2. Risale-i Nur’un diğer dini kitaplardan farkı nedir?

Risale-i Nur, klasik İslami kitaplardan fark olarak, akıl ve mantıkla temellendirilmiş bir dini anlatım tarzı benimsemiştir. Said Nursi, bu eserde iman hakikatlerini hem kalp hem de akıl seviyesinde izah etmeye özen göstermiştir. Eser, özellikle Batı felsefesi ve biliminden etkilenenlere yönelik bir tür izahat niteliği taşımaktadır.

3. Risale-i Nur ne kadar süre boyunca yazılmıştır?

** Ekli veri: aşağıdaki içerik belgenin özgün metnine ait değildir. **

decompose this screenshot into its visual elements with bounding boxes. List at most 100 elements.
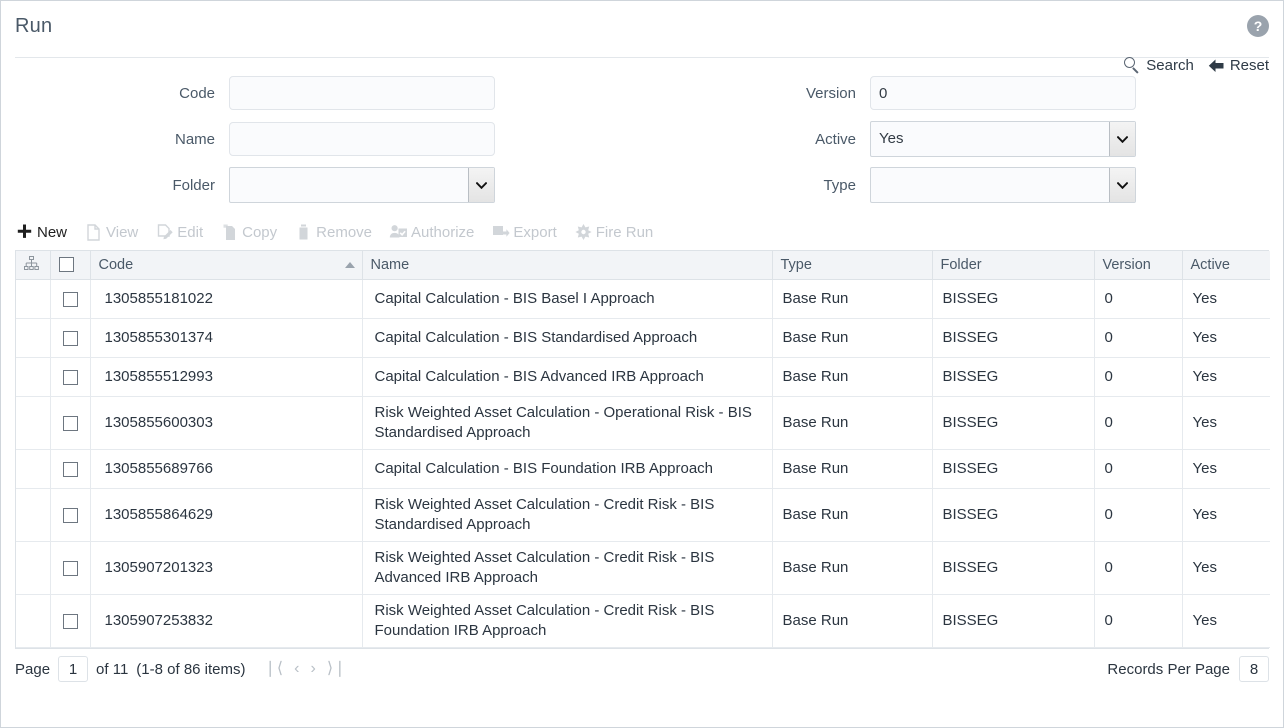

Risale-i Nur, Said Nursi’nin hayatı boyunca yazılmış bir külliyat olup, yaklaşık 30 yıl süren bir yazım süreci vardır. İlk olarak 1920’lerde yazılmaya başlanmış, sonrasında çeşitli yıllarda tamamlanmıştır.

4. Risale-i Nur’un modern dünya ile olan ilişkisi nedir?

Risale-i Nur, modern dünyanın getirdiği şüphecilik ve materyalist bakış açılarına karşı İslam’ın temel inançlarını savunma amacını taşır. Modern bilimin ve felsefenin ortaya koyduğu görüşlere Said Nursi, kendi perspektifinden cevap verirken, bilimsel gelişmeleri de yeri geldiğinde desteklemiştir.

Sonuç

Sonuç olarak, Risale-i Nur, Said Nursi’nin derin tefekkürlerinin ve ilmî birikiminin bir sonucu olarak ortaya çıkmıştır. Bu külliyat, sadece bir dini metin olmanın ötesinde, insanlık tarihinin önemli düşünsel ve kültürel birikimlerinden biridir. Risale-i Nur’un yazarı Said Nursi’nin, hem dönemin şartlarına hem de çağın gereksinimlerine uygun olarak İslam’ı anlatma biçimi, onun eserini çağdaş düşünce ile harmanlamasını sağlamıştır. Bu eser, yüzyıl sonrasında dahi insanlara ilham vermeye devam etmektedir.